Loads of luv and hugs
Jo
xxxx
Hi Lancashirelass1 and everyone else,
Lancashirelass1, we are in a similar situation. My husband was on Chemotherapy (palliative with the hope that the tumors in his liver might shrink a little) for months when he got the flew and pneumonia and, while he was trying so hard to recover from those two illnesses, he got a number of other infections, we went into hospital on 14th May and he passed away peacefully on 15th May of last year. And, yes, it was a total shock because, yes, we knew it wouldn't be too long now but we didn't think that his death would come so soon. Well, perhaps the doctors had an idea but certainly Paul and I did not and we did not want to know it either, we wanted to keep fighting for him to stay here as long as possible as this was what we were used to: fighting, hoping, more fighting, dreaming, doing...

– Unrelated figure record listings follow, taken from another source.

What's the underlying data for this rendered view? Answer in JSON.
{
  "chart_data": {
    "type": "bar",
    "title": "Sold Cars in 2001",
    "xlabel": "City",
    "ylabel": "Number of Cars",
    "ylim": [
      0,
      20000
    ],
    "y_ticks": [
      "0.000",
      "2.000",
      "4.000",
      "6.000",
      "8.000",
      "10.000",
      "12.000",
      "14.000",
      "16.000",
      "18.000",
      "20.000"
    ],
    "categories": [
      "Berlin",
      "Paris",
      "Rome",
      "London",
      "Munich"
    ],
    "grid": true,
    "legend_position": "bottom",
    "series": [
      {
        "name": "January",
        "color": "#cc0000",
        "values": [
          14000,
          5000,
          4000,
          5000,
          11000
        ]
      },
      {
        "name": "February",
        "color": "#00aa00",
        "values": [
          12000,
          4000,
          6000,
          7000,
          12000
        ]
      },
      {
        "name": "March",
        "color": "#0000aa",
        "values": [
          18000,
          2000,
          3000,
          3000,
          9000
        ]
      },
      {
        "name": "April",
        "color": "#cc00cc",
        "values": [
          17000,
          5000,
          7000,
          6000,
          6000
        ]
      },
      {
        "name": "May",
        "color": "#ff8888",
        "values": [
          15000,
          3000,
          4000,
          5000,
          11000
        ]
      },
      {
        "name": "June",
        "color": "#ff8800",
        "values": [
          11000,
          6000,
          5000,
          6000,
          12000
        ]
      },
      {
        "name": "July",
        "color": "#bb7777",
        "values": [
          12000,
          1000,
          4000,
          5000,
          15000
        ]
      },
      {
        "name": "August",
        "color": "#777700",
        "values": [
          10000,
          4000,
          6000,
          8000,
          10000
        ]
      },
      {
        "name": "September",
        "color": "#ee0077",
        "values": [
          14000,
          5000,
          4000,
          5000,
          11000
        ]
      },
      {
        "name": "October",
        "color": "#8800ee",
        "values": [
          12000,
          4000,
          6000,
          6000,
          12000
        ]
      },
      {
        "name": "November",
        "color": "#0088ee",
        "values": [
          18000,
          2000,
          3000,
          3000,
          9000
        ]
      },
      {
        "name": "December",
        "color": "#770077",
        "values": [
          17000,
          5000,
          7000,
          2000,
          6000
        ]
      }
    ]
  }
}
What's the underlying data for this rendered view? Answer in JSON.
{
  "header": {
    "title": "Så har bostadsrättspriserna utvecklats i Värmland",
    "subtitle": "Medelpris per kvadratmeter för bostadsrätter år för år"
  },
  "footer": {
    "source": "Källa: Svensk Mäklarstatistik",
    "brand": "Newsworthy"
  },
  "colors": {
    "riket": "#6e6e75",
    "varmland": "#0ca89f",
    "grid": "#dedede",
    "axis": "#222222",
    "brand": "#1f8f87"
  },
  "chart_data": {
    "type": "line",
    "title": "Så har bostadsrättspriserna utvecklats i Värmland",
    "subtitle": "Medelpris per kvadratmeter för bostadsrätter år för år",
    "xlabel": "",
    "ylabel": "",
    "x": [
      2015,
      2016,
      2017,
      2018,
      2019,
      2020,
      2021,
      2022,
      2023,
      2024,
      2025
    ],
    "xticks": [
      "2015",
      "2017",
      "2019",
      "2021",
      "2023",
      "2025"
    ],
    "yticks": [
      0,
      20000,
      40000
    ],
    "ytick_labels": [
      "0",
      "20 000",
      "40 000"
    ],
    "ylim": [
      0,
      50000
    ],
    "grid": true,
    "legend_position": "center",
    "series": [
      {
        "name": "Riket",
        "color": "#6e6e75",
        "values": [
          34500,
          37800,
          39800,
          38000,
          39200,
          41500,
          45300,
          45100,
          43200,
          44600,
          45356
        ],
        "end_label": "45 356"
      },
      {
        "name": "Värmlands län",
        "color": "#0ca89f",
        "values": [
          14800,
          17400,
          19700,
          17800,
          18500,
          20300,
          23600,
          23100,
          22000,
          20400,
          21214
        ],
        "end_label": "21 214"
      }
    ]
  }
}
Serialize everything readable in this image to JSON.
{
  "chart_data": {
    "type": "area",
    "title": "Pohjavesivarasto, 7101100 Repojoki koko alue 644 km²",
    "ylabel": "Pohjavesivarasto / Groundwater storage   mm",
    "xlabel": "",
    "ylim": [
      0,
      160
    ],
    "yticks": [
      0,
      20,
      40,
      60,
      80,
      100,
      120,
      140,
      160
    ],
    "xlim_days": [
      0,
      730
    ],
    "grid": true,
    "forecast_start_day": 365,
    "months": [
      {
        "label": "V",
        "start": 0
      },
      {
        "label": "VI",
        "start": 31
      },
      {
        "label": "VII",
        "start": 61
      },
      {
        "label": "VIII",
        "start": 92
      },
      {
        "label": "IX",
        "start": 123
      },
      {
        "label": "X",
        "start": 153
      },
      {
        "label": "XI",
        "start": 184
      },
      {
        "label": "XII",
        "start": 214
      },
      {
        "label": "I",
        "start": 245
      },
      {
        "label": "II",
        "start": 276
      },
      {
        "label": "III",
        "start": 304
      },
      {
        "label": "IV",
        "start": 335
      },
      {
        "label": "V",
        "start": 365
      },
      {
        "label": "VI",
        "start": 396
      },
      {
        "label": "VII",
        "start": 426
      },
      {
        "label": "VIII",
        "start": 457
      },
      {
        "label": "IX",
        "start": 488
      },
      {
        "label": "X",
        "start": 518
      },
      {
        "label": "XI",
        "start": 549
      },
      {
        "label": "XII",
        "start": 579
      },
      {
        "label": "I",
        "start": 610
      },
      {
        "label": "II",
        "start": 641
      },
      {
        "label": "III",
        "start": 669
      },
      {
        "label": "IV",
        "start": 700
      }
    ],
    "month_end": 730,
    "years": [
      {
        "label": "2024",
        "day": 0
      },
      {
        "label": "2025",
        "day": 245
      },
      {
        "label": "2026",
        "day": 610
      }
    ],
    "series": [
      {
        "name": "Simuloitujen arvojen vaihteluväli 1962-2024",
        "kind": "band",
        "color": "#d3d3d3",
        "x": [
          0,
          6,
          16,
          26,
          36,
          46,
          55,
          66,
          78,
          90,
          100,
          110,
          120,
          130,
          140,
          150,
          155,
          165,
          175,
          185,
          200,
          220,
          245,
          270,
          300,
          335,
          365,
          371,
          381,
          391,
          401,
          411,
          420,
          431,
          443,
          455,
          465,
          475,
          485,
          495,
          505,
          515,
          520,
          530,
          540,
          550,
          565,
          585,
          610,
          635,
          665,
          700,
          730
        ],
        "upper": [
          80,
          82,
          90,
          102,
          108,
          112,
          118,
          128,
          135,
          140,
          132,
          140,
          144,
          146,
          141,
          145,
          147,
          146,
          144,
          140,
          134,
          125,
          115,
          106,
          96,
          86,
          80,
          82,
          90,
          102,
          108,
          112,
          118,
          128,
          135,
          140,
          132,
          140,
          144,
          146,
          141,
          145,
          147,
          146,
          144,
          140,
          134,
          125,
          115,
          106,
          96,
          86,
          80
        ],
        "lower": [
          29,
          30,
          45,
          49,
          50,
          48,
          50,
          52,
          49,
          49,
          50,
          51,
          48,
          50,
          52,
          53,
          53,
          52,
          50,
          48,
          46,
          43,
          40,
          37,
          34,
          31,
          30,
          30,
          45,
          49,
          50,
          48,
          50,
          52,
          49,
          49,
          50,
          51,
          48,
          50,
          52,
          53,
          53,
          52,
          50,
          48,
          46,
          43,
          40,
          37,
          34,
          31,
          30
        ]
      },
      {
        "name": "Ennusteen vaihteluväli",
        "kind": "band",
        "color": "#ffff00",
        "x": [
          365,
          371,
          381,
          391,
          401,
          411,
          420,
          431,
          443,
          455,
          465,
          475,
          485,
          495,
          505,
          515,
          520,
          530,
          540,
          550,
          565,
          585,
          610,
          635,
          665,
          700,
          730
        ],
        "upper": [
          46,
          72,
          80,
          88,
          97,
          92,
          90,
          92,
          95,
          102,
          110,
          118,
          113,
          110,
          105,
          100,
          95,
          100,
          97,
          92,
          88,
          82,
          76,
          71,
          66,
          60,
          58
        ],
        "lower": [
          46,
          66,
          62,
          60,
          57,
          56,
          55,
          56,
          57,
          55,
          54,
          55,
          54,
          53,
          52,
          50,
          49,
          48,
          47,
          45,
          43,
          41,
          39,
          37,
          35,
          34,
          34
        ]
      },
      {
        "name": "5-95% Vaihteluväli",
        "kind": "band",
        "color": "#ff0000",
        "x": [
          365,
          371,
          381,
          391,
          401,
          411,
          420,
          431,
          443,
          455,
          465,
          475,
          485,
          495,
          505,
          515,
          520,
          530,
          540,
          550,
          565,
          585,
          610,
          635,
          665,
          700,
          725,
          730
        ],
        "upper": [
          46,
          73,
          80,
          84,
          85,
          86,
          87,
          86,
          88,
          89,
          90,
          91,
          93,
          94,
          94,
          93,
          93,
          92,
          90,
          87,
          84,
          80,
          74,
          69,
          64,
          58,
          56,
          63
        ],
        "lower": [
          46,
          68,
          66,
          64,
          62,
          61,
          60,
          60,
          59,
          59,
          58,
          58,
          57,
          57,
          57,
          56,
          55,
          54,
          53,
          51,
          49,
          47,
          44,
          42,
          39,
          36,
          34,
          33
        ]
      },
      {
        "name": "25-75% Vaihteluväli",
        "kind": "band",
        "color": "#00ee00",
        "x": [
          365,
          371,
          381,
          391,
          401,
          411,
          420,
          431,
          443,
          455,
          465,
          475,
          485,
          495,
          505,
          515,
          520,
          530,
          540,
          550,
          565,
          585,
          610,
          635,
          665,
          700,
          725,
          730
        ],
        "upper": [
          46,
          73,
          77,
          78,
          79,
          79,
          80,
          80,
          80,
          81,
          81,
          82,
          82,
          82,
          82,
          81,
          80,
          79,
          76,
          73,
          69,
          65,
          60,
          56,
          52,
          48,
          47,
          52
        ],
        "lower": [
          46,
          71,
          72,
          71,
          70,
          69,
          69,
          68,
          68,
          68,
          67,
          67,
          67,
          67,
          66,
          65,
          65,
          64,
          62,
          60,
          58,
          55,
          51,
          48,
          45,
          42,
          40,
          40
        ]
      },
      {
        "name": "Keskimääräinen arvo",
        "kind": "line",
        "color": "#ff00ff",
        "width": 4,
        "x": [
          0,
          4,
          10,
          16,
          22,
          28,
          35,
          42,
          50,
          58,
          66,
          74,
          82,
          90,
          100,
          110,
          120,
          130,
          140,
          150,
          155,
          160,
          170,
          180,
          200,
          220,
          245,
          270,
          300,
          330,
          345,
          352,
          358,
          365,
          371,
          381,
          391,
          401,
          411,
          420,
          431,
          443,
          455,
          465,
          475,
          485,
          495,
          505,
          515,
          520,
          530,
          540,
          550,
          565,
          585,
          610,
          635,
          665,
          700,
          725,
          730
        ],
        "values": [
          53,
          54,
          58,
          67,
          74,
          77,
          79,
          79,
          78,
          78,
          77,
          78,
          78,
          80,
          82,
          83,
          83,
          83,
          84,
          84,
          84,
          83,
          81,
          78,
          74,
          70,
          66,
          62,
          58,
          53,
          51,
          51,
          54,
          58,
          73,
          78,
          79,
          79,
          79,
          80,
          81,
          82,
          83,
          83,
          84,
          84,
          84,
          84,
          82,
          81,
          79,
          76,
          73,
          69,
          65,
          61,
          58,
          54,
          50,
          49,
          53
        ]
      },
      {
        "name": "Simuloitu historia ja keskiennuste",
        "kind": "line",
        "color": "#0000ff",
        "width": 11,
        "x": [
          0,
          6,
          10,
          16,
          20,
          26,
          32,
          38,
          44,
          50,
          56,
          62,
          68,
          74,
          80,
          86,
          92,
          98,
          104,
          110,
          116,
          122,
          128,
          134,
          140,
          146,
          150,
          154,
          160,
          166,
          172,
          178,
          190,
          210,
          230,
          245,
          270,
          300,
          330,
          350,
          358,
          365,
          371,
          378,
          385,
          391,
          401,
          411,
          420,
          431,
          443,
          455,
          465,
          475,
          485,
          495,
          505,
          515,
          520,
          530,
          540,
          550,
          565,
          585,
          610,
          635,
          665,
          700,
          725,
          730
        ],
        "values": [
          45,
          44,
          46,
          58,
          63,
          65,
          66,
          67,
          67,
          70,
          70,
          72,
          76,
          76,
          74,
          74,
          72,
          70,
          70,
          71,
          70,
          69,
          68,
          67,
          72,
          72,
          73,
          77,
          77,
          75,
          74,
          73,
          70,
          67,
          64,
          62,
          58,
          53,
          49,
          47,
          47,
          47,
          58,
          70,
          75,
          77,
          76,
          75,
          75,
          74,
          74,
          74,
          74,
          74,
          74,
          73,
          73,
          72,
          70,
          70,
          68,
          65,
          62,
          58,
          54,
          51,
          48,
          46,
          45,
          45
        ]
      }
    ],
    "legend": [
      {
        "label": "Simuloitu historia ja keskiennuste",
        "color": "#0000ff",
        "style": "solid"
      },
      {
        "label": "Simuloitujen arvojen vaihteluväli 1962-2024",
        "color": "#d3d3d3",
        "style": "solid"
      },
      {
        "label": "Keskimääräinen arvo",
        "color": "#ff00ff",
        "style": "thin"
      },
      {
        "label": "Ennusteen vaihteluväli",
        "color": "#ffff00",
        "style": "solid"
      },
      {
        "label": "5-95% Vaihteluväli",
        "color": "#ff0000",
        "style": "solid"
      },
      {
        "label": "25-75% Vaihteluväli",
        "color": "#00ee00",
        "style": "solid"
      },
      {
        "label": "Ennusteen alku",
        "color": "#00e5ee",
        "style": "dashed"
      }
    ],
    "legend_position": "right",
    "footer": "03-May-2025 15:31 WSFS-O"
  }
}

I too accept invitations from friends whenever I can, go out every day because when I stay in the house I start feeling quite low, I do as much as I can, not to surpress but to cope. And it is difficult but slowly, very slowly, I am feeling a little bit better again, a little bit lighter, not quite as down.
Love, Mel.
I don't like the term "moving on" because it sounds to me like we are leaving our loved ones and the life we had with them behind. I like the term "moving forward" as it implies that, while life goes on, our loved ones are still with us in our hearts and minds.
Hi, Emsar! I just do not know how to place it into words. So sorry for your loss. Whatever we say, it surely won't take your pain away, but at least you can see people who are trying to understand you and try to be of any support to you, despite you do not know them, and we do not know you. This is what I like in this forum, that you can always get a support from someone, reading a few good words can make you feel better for a moment. Life is not easy at all, full of surprises, good and bad. I found this forum very helpful when I was diagnosed with cancer. I do feel for you and I will be praying for you. God can give you strength to cope with it, and carry on...I know it is not easy, especially when this has happened not long ago. I will keep you in my prayers! God bless!